To say Thom Browne looks like Pee-Wee Herman is inaccurate: He looks like J. Press on heroin. But who’s to say that J. Press (and American style in general) doesn’t need the occasional shot in the arm? How is Browne’s riff on the gray flannel suit any different than Sidney Winston’s scissor-happy experiments with patches of madras and tweed 50 years ago?

In GQ’s article, Browne reveals how traditional American clothing serves as his own source of inspiration, how nostalgia can transform a sense of history, and what can happen when that nostalgia is brought to the design table. The following excerpts are often interesting and sometimes bewildering. Below them are looks from Browne’s Black Fleece collection for Brooks Brothers. — ZACHARY DELUCA

He’s wearing a dark gray Thom Browne suit and a narrow tie cut from the same material. He could be an early-’60s banker, a defense contractor, an IBM executive studying a printout from a computer the size of a one-bedroom apartment. Except nobody at DuPont or Young & Rubicam dressed quite like this.

He looks like a time traveler, an emissary from planet 1958. The Man Who Fell to West 12th Street. Observe the exposed calf below his abbreviated pant leg, the severe brush cut on his peanut-shaped head, the shiny black personal-injury-lawyer briefcase on the floor by his feet. Greetings, rumpled humans.

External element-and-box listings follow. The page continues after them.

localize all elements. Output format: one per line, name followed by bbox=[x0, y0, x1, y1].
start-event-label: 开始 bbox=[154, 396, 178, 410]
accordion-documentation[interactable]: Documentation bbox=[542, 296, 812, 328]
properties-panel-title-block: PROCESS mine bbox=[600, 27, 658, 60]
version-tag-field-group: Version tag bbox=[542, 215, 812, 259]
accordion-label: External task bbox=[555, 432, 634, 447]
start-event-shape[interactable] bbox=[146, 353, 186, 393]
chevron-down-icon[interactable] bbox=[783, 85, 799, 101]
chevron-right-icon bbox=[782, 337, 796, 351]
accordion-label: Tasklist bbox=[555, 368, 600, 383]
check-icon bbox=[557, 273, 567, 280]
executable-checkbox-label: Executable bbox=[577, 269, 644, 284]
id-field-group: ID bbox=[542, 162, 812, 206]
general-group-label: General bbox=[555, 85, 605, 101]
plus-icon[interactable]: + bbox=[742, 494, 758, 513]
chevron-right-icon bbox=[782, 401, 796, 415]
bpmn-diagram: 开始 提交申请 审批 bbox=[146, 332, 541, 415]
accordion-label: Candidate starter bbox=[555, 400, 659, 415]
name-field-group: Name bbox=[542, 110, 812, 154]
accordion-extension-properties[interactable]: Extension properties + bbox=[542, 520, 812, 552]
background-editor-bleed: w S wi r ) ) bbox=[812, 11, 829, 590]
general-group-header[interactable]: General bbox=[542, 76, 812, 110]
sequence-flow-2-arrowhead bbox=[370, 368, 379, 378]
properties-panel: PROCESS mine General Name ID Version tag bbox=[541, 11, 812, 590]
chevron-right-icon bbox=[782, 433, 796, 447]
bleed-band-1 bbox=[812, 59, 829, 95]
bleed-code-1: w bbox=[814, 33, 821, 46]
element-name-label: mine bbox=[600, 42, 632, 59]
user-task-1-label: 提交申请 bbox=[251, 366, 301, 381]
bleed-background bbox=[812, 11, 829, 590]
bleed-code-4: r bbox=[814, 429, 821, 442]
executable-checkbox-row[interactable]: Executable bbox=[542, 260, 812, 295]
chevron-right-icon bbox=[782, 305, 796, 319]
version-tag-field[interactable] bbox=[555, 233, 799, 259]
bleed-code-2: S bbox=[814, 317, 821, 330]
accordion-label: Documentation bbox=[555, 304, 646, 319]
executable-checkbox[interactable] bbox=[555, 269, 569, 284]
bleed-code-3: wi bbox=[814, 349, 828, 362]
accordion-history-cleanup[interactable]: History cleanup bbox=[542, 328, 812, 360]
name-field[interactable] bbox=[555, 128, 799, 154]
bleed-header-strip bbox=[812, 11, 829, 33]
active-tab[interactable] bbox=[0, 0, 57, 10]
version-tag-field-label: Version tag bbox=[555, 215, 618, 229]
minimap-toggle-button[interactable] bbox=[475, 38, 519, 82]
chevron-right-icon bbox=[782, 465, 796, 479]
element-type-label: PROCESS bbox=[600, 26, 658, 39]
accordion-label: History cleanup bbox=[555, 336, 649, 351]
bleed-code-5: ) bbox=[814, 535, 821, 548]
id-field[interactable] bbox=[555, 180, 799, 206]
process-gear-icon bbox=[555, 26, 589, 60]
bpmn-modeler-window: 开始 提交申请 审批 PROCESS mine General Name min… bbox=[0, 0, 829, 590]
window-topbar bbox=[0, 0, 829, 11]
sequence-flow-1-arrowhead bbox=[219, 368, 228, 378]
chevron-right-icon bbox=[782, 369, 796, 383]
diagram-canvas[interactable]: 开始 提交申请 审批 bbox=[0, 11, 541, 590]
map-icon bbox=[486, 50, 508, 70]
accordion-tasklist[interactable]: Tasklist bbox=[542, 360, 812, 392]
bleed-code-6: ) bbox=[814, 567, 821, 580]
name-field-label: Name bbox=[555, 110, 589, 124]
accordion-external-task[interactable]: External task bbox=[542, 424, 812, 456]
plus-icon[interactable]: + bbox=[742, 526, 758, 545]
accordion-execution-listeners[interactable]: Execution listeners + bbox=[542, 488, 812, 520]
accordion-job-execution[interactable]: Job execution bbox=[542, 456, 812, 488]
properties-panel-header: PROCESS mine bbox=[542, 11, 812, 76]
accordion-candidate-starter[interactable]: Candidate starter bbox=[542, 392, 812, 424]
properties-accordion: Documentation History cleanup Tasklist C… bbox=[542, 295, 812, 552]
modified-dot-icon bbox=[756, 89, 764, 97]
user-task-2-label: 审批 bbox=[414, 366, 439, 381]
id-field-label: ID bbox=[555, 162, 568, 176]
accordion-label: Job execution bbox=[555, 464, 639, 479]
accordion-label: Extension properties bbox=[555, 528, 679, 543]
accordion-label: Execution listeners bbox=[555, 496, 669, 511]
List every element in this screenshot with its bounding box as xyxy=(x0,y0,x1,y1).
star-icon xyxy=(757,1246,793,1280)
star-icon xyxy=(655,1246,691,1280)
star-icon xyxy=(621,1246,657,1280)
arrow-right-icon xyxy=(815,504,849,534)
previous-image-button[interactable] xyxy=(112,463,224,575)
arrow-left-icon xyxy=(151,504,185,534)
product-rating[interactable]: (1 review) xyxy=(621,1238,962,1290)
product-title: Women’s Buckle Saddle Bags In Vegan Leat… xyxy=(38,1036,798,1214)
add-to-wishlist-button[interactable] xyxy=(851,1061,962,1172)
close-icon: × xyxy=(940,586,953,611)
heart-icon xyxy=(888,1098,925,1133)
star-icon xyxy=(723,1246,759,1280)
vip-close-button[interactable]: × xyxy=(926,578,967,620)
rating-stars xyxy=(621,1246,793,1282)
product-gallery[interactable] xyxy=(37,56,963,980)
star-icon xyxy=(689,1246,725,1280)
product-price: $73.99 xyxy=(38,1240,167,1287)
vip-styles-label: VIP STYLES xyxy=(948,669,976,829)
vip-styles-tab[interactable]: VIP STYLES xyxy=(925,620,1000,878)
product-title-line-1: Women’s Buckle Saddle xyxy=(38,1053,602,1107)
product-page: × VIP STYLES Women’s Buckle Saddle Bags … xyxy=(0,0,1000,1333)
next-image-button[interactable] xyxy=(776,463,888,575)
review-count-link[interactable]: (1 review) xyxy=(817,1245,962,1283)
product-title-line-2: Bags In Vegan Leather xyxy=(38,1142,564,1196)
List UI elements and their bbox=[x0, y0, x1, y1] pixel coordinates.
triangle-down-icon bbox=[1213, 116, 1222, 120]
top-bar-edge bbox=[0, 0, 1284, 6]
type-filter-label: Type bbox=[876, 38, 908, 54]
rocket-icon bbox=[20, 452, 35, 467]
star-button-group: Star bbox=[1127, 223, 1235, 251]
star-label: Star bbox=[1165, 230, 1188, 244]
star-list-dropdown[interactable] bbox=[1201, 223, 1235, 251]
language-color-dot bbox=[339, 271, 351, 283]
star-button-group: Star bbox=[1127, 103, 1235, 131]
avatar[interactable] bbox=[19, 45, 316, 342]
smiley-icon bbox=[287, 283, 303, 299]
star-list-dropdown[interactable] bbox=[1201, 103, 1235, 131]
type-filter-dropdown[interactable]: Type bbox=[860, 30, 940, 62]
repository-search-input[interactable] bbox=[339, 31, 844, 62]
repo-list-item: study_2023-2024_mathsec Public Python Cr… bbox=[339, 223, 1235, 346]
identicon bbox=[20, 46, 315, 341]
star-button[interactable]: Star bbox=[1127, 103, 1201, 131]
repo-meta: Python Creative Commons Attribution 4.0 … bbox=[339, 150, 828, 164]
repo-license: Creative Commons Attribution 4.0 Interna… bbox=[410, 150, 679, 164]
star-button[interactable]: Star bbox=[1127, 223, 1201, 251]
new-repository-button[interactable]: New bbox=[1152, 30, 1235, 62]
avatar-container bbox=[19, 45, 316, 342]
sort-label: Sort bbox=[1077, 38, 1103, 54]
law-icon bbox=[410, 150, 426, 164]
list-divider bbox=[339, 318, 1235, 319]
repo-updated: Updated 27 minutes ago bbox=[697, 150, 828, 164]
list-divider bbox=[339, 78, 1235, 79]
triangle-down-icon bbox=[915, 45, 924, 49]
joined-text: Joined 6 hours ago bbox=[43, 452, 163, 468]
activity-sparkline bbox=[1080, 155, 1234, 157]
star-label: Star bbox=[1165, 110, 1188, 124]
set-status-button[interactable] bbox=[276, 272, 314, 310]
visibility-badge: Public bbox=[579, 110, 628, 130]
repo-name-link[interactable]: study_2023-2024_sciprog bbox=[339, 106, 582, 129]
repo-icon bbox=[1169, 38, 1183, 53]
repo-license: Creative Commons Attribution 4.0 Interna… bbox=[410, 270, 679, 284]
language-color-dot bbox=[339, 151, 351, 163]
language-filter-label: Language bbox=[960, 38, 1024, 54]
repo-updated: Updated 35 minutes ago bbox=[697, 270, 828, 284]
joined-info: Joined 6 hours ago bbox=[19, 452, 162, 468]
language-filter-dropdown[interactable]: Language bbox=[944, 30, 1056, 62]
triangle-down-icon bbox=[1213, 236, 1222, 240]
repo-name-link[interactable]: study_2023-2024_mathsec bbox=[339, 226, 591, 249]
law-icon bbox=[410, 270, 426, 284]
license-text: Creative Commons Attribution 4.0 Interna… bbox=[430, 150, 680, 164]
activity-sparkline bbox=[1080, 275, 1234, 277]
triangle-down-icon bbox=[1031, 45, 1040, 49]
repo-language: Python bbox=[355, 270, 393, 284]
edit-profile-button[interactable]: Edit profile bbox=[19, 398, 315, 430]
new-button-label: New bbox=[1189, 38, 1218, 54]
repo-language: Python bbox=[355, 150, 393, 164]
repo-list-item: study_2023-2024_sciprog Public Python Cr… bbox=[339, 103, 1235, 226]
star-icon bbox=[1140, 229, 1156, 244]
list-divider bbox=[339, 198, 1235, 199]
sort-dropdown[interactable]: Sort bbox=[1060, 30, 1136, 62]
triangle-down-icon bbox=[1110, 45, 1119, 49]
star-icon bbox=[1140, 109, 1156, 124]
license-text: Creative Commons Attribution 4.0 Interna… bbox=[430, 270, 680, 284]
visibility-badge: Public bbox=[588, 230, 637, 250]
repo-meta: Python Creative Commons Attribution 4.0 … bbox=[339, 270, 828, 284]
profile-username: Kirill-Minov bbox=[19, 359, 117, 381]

Decisions, decisions. Browne likes John F. Kennedy’s two-button Brooks Brothers suits, less because he admires John F. Kennedy—“It’s nothing political at all”—and more because he likes the America that Kennedy lived in.

Early on, he’d wash vintage suits and throw them in the dryer. He was trying to make them look like Thom Browne suits before anybody knew what a Thom Browne suit was. He was thinking about that late-’50s-early-’60s organization-man moment, post–electric typewriter, pre–Meet the Beatles. He wanted a suit that looked the way he thought suits had looked back then. The distinction matters; the silhouette of the Thom Browne suit actually, technically started out as Browne misremembering classic American tailoring.

And when he borrows elements from womenswear, ties a guy up, dresses a guy like a bird, he’s not gluing new pages into the Preppy Handbook or imagining a world where JFK could greet the New Frontier in a jacket puffed out with tulle; he’s just trying to do something that hasn’t been done before.

(He buys the briefcases on eBay. They’re Samsonite, or something like it, and he thinks they’re perfect. “Some things are so perfect there’s no need to redesign them,” he says. “This is one of those things.” He feels this way about Sperry Top-Siders, too—“Good ol’ Sperry did a good job”—and Levi’s, although he doesn’t own jeans.)